Когда-то я любил её, весь мир готов был положить к её ногам, но за пять лет многое изменилось. Я изменился, став наследником богатой империи. А она осталась прежней: тихая серая мышка, в душе которой прыгают самые черные черти.
– Но п-почему? – она делает шаг назад.
Я не держу – хочет сбежать, пусть бежит как можно дальше, так даже интереснее, ведь я всё равно настигну её. Все эти годы я наивно предполагал, что смог отпустить её, оставить прошлое в прошлом, но я ошибался. Я жаждал снова посмотреть ей в глаза и спросить, как она могла так жестоко обойтись со мной.
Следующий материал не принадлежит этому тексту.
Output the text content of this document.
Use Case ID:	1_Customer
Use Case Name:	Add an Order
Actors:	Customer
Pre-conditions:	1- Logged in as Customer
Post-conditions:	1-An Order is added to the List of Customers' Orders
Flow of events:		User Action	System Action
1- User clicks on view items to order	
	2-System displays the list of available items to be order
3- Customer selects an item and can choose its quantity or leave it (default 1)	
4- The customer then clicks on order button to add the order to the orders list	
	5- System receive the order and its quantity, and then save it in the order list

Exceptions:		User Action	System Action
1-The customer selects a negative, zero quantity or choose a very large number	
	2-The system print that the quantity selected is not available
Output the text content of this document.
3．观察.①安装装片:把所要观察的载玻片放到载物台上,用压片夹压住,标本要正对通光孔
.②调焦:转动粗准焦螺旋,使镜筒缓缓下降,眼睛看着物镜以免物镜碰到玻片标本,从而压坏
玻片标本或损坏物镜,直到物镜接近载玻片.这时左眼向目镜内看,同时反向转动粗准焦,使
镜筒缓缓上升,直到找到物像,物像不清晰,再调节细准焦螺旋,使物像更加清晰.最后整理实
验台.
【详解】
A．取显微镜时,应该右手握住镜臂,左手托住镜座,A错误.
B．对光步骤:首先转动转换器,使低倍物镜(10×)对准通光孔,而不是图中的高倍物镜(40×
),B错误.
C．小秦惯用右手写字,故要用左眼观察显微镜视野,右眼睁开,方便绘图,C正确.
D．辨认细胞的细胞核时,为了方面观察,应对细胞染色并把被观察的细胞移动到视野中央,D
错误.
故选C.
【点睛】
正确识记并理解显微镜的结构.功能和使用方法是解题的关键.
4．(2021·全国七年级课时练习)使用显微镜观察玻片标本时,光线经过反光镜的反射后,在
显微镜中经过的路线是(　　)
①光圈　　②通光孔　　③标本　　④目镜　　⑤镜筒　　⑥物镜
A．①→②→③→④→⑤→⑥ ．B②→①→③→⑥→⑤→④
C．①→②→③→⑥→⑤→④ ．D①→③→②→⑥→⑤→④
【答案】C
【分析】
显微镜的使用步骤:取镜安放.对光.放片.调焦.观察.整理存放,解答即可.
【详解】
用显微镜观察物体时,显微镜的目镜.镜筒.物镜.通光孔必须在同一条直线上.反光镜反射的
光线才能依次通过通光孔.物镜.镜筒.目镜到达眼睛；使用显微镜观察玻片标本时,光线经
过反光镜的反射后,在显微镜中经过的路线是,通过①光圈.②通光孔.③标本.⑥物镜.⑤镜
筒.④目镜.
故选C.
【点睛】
Однако последний вопрос я задам позднее, когда доведу её до исступления.
– Почему я выкупил эту компанию? Решил сделать подарок своей будущей жене… Подарю ей эту гнилую конторку на свадьбу, как только приведу в порядок и подниму до нужных высот, достойных истинной королевы.
Вика стискивает зубы, бледнеет и кивает. А что она думала? Что все эти пять лет я буду горевать и вести отшельнический образ жизни? Я не монах, и орешки при месте. Нужно как-то жить дальше, несмотря на то, что тебя жестоко предали, вытряхнув душу.
– Не прикасайся ко мне, – как змея шипит бывшая, когда я делаю шаг в её сторону.
– А иначе что? Обвинишь меня в изнасиловании? Знаешь, у меня нет настроения на лишнюю болтовню. У тебя есть две недели, чтобы найти новую работу.
Знаю, что обстановка с работой в городе не самая удачная, кроме того, я скупил большую часть компаний здесь, а своих коллег убедительно попросил не принимать Вику, если не хотят в ближайшее время стать банкротами. У меня всё схвачено, и я уверен, что через две недели она приползёт ко мне и в слезах будет каяться за содеянное. Хотя какие там две недели? Скорее всего, даже раньше. Вика уж слишком держалась за это место: рядом с домом, платят хорошо, а график позволяет уходить раньше и приходить позднее. Я разузнал о ней практически всё от бывшего владельца этого места: одна воспитывает ребёнка-инвалида. Жизнь чересчур круто наказала Вику за содеянное, но мне ничуть не жаль её.
– Новую работу? – переспрашивает бывшая, словно оглохла. – У тебя совести совсем нет?
– Совести? И это ты будешь говорить мне о совести?
Становится смешно, но я сдерживаюсь. Бреду к своему столу, плюхаюсь в кресло и закидываю обе ноги на столешницу.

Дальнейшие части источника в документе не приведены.